First, I'll introduce you to my newest catch phrase. This came about as the first of my several tech support friends was trying to get me to type "rto" into the command prompt. This is not a difficult thing to do, but when it's explained in the manner that was used, it becomes horrifyingly frustrating. The actual phrase is as follows...and I swear, I am not making this up:
"Type 'R' as in 'Drawbridge', 'T' as in 'Thomas,' and 'O' as in 'Orange.'"
Some of you see where the lines of communication may have broken down right there. I'm all for using your own customized phonetic alphabet, since "Lima" is a little weird for L and I can never seem to remember that K is "Kilo" but whatever. What's important to remember is that when creating your own phonetic alphabet is to make sure that the words you're using actually start with the letter you're trying to convey. When you deviate from this important premise, the whole dang opera just falls apart into "F as in Dogfood" territory.
So what I had to work with was the phrase "R as in Drawbridge" and I went into one of my standard Nerd Sniping shutdowns where I had to figure out what in the blue crap she was trying to tell me. This was not an isolated event either, since I had to have her repeat the request 3 times before I deciphered it. In what seemed like an eternity, dozens of thoughts flashed through my head as to what "R as in Drawbridge" meant, or what she was actually trying to say. I had originally typed "Draw" into the command line, since she didn't explain what it was she was trying to have me do, instead relying on mere letters to get me through. I thought, "There is an R in Drawbridge...two of them in fact," but that just make me wonder why the R was an important letter, because it's a compound word and neither part starts with R. Maybe she meant another word that's like Drawbridge, but starts with R...like...uhm...Rawfridge...Rarbage? This just got me thinking that drawbridges aren't especially common, and why would anybody think to use this word in a phonetic alphabet even if they wanted you to think "D"?
Long story short, my brain shut down for the rest of the afternoon, which was good, because I was only a couple days away from vacation.
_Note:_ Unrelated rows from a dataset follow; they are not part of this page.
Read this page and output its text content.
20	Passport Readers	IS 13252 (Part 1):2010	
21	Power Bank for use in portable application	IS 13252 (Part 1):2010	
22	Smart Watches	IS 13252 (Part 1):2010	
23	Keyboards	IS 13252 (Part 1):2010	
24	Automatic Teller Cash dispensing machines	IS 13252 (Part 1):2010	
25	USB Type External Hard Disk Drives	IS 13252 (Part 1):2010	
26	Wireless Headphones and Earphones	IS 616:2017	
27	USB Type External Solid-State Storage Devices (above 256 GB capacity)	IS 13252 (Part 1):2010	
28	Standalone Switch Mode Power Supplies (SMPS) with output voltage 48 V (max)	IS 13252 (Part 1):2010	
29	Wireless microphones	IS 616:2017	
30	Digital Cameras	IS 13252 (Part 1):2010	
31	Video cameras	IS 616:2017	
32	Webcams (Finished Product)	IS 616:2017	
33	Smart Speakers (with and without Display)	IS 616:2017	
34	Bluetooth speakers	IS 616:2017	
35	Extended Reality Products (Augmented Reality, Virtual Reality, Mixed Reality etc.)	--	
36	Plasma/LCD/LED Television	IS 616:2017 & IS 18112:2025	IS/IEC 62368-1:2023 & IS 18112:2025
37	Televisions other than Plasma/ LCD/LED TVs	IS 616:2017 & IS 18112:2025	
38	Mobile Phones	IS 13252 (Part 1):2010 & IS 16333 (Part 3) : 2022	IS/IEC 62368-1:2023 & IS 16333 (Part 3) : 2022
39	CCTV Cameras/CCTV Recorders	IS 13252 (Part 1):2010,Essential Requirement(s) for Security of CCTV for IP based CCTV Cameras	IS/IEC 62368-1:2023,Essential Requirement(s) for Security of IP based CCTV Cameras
Anyway...you may have noticed that my away message said that I'd be on vacation, and returning yesterday. Well, as of yesterday, I still had no computer since the fine folks at tech support still weren't done fixing it. That all changed about 4:00 yesterday afternoon, when I finally (mercifully) got my computer back, with a brand new operating system install, and everything completely deconfigured away from how I can actually use it. So, I'll be spending the next day or so reconfiguring everything back to a workable PC.
And the best part of this whole story...when my computer came back, it was running the old version of Sametime.